I had an O-5 CO who did an IA in Iraq and he got a Bronze Star. He told me they were handing them out to everyone like candy - he was actually shocked he got one because he didn't think he deserved it. The Bronze Star nowadays is almost common for anyone doing an IA. Getting a ribbon/award doesn't entitle you to additional consideration by the board.
When the Navy promotes people, they do not look back at college GPA's, they look at evals, awards, assignments.
Two different boards. One is for selection (DCO), the other for retainment and promotion.
I think any hard charging officer recruiter would give a hooray and admit there's plenty of truth in what I'm saying
I disagree with everything you just said. I'll let @NavyOffRec add his two cents too. Graduate education and high GPAs are two factors that help "set the tone" with DCO boards, but they're not the only two factors. They look at your military/civilian leadership and experience to include "impact bullets", letters of recommendation, your application/motivational statement, and of course your interviews/OIC endorsement.
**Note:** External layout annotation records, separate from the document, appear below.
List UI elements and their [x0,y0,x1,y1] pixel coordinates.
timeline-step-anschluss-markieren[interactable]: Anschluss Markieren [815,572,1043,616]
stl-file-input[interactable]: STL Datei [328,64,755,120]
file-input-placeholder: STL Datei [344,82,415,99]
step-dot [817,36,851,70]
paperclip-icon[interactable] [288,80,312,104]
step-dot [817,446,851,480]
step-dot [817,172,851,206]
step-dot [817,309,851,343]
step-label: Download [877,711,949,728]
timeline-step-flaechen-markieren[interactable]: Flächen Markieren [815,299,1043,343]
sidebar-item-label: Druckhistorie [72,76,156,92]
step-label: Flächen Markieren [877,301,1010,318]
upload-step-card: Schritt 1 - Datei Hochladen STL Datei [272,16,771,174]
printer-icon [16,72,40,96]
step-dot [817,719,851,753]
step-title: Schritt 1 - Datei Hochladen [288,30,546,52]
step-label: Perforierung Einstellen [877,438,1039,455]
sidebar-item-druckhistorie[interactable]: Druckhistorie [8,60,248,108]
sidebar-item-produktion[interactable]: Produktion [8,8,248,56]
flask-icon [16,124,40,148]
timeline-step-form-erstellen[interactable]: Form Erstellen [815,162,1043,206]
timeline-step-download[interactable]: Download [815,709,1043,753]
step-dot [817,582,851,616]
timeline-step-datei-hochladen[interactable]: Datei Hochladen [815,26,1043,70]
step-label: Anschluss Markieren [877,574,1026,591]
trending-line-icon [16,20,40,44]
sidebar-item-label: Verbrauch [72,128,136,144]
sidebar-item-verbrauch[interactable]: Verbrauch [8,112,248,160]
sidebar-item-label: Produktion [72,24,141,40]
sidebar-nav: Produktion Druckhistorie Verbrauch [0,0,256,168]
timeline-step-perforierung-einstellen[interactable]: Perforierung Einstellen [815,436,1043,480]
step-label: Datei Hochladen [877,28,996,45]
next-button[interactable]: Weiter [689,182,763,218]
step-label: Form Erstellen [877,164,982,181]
The way you're talking here, you're coming off as "I was enlisted, I did my time - I should automatically be an officer now". The boards aren't going to lower their standards just so you can get in. You're competing against folks with extensive military and/or civilian backgrounds. The graduate education and high GPAs usually complement that. The board members are all if not mostly Reserve IWC. They have civilian jobs and the military experience to know what the community is looking for.
The problem isn't the boards screwing people over. The problem is you not understanding the competitiveness of selection. It's time you eat some Humble Pie.